The U.S. and the British governments are sounding keen to seal a deal that could reduce tariffs, eliminate non-tariff barriers and increase market access between the two nations.
For Britain, its departure from the EU has unshackled its negotiators and created a golden opportunity to forge a U.S. trade deal that Brexiteers have long touted as a key benefit of leaving the EU. America is already the U.K.’s largest trading partner after the EU, with annual two-way trade totaling more than $230 billion, according to data from the U.S. Trade Representative.
What’s more, the U.K. and the U.S. are aligned in their frustration with Brussels’ heavy-handed approach to trade and commercial regulations and are eager to craft new rules that better suit their domestic needs.
So a modest trade deal between London and Washington should be relatively easy to conclude, particularly if the political will to do so remains strong.

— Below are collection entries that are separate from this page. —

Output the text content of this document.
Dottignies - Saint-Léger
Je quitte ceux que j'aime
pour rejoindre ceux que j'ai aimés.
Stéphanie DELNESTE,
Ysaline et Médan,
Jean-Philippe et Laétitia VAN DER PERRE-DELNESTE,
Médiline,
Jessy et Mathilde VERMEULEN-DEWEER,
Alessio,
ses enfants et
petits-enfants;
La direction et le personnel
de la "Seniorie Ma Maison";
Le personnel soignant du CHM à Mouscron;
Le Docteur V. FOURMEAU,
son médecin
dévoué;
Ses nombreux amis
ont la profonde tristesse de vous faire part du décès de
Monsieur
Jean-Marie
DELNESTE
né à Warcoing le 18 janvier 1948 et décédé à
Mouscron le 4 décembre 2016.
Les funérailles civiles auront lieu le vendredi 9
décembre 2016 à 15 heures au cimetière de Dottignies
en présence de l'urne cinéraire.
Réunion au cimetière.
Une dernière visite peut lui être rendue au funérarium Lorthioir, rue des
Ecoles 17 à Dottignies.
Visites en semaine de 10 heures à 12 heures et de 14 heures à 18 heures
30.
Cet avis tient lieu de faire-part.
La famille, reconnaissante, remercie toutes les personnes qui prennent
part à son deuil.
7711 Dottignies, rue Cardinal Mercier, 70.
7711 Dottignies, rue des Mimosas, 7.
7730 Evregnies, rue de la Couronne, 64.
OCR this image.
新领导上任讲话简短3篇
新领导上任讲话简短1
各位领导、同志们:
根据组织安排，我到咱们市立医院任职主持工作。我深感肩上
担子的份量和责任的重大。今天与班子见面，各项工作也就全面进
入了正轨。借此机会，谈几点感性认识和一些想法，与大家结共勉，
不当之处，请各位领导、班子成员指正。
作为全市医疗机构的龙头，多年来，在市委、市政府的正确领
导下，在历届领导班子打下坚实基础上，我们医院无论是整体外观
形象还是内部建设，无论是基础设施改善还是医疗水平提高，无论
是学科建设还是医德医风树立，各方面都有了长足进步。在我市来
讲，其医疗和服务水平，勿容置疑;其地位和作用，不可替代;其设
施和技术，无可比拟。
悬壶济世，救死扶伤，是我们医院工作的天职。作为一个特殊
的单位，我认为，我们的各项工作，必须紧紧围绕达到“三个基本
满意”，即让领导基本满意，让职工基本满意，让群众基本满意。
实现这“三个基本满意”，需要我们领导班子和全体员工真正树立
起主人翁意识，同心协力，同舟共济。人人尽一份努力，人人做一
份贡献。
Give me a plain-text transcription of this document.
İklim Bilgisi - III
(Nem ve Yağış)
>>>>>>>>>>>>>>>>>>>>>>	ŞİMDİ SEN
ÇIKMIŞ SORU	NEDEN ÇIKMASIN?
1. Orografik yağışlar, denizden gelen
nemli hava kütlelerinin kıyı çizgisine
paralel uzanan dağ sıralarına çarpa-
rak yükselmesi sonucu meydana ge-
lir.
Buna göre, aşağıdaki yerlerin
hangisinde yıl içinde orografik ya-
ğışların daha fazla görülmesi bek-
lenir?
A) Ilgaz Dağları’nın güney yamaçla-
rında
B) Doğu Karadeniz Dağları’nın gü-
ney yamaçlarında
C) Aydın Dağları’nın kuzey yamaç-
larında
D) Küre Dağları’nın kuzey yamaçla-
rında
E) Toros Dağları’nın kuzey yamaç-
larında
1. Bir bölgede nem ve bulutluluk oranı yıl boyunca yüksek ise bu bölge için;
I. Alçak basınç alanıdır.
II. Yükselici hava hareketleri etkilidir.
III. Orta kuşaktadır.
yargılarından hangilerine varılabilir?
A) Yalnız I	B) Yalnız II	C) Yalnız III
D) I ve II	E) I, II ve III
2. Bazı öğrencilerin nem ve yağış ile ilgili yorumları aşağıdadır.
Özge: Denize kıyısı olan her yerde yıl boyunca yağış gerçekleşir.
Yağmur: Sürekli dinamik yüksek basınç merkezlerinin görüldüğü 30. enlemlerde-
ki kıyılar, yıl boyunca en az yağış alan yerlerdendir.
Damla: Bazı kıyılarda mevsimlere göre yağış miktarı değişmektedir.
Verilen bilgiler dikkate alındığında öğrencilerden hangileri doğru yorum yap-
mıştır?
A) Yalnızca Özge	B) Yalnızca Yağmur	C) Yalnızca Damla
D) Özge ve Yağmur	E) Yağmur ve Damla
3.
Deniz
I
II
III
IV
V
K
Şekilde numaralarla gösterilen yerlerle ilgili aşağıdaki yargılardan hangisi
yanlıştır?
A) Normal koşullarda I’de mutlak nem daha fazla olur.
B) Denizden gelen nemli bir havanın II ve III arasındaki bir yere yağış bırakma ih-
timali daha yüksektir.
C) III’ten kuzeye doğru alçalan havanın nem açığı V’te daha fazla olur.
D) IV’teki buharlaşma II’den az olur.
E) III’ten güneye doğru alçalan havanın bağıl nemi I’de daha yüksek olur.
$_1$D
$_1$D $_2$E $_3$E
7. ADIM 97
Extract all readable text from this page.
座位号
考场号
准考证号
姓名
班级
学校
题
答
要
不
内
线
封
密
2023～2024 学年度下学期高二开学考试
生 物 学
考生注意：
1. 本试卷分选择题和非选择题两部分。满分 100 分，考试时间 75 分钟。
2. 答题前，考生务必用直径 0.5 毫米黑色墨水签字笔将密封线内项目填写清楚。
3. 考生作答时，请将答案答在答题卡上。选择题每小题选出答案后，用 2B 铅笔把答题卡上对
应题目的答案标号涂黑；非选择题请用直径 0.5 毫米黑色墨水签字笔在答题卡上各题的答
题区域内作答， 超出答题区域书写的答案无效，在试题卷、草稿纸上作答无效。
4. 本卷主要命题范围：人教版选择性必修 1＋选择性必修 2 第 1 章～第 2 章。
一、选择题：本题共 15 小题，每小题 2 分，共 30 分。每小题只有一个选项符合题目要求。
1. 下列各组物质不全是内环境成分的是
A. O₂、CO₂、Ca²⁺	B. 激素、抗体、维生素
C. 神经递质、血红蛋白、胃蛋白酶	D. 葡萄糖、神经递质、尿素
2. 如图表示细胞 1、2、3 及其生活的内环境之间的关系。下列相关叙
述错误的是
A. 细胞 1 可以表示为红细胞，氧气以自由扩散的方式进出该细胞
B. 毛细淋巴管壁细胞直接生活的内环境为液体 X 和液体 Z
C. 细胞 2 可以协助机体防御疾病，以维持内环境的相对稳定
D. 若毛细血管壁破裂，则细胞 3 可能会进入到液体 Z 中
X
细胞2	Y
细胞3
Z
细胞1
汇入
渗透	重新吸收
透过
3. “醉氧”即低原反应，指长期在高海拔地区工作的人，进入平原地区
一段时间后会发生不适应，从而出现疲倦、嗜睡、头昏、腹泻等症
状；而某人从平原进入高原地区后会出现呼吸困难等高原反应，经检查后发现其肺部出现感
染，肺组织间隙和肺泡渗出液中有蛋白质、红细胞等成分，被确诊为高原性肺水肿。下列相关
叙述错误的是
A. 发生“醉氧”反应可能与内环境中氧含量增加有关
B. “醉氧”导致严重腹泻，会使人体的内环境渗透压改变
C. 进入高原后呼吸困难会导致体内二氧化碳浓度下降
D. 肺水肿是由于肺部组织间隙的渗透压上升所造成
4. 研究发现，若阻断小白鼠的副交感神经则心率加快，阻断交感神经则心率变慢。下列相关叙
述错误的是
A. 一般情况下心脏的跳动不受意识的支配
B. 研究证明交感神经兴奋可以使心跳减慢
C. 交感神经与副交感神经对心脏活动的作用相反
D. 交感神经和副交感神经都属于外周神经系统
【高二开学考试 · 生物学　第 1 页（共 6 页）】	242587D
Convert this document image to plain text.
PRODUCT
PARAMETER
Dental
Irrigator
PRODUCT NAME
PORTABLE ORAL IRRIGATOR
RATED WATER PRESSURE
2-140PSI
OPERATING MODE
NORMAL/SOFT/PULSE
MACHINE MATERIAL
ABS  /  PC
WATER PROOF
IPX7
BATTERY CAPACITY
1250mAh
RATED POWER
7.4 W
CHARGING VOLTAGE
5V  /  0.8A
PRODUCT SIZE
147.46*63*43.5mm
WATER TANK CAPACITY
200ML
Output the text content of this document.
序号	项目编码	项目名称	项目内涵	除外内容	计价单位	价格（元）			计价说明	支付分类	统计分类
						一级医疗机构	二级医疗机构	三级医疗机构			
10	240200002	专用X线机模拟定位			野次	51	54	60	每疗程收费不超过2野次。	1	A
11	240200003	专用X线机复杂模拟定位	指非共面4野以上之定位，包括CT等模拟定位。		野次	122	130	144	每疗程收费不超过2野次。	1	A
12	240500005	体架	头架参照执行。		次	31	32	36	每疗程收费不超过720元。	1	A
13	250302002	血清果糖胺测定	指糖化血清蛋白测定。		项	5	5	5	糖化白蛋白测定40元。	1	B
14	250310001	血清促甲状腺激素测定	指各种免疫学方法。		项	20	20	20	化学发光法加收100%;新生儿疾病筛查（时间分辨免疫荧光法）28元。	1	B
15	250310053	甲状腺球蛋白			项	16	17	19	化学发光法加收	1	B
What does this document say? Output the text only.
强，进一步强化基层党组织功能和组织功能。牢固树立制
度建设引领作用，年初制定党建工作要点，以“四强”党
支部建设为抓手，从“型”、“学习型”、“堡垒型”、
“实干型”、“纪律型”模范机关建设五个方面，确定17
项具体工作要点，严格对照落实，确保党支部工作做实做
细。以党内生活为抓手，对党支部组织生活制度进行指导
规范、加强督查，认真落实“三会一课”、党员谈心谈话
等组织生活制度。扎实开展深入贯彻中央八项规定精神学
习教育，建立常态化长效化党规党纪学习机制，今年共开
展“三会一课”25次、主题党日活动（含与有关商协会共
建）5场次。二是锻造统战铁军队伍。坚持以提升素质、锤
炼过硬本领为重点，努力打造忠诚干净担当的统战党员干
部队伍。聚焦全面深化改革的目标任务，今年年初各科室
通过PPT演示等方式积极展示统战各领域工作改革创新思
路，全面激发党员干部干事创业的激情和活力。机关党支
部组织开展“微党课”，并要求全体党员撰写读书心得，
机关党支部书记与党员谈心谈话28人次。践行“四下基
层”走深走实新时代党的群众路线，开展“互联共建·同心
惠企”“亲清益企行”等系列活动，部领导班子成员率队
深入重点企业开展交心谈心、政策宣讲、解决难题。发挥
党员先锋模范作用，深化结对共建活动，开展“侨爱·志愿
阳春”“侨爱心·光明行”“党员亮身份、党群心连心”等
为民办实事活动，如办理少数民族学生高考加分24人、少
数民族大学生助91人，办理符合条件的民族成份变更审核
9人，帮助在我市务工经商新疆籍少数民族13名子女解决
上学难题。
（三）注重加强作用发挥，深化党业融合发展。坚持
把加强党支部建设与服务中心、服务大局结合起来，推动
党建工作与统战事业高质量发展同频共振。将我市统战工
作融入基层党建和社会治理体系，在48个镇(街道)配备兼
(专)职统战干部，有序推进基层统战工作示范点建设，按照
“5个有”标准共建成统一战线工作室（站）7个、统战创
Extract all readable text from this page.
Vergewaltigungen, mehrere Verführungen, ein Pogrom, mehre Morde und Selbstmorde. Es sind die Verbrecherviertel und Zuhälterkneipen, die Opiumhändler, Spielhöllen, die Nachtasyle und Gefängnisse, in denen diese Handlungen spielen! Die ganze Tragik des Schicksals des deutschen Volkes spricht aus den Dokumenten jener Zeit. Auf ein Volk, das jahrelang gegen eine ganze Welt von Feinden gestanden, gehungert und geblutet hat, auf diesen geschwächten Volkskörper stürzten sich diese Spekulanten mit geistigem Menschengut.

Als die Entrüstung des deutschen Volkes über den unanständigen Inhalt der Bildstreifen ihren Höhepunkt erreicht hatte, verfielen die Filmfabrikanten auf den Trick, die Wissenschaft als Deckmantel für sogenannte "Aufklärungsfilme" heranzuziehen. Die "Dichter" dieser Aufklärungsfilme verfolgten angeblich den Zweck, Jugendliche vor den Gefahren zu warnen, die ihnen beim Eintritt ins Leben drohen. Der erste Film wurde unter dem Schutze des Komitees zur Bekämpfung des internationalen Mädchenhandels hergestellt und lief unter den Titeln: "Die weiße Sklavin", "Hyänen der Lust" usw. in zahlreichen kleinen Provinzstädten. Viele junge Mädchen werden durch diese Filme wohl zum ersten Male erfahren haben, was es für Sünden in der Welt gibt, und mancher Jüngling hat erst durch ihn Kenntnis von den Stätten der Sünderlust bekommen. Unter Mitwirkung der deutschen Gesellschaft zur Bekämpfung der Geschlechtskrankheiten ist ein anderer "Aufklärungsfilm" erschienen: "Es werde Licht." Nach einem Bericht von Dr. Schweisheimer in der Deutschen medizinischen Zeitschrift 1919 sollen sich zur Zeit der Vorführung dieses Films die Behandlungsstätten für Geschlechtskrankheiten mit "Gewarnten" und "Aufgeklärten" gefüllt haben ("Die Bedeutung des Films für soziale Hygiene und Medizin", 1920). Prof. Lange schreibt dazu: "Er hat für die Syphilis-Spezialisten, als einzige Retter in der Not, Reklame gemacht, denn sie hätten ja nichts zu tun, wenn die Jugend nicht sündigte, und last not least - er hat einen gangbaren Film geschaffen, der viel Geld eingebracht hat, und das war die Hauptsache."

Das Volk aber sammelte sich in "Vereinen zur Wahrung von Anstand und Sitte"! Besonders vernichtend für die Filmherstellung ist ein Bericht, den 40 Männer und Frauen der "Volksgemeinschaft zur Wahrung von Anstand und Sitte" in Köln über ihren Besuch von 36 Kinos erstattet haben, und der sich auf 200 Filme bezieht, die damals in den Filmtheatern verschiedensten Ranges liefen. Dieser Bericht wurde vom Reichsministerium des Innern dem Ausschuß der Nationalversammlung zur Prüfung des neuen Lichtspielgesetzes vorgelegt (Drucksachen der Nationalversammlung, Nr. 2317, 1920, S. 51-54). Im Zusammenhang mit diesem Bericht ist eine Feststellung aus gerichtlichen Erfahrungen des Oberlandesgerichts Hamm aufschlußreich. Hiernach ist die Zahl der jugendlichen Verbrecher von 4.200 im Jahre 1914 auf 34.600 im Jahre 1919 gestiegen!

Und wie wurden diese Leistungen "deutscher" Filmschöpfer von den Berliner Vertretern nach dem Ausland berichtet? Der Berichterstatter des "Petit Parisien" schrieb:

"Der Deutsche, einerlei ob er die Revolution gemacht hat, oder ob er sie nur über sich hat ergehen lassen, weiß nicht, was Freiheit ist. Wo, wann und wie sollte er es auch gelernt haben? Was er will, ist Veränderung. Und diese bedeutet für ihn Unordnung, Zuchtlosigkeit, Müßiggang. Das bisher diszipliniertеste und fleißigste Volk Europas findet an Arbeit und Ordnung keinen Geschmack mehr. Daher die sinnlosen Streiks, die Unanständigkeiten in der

On Monday the U.K. Department of International Trade said it will not give ground to the U.S. on politically sensitive issues like Britain’s National Health Service or chlorinated chicken.
American trade chief Robert Lighthizer shrugged off the U.K.’s concerns and said they weren’t actually all that contentious. “I don’t think either of those are going to be what sinks us,” he said at the Oxford Union on Monday.
In contrast, Britain’s effort to unwind its trade relationship with the European trading bloc could prove to be one of the hardest negotiations in a generation. The effort will entail sprawling talks covering a myriad of critical regulations regarding tariff lines, quotas, subsidies, border controls, data and cross-border services.
Political pressure, economic trade-offs and a tight timeline may well increase the possibility that the EU and the U.K. talks fail, leaving them to trade according to World Trade Organization terms on Jan. 1.
In that case, the U.K. will become subject to an abrupt economic shift with its largest trading partner that results in potentially more cumbersome customs checks and increased average EU tariffs of 12% on U.K. agricultural exports and 4.2% on non-agricultural goods.
A U.S. trade agreement is unlikely to cushion the blow of that no-deal Brexit scenario. Currently the U.K. exports 46% of its goods to the EU and 13% of its goods to the U.S.
So, yes, a modest trade deal with the U.S. would be good for Britain.
But a comprehensive accord with the EU is the far bigger prize, and one that’s increasingly difficult to see happening without months of more uncertainty about the U.K’s economic future.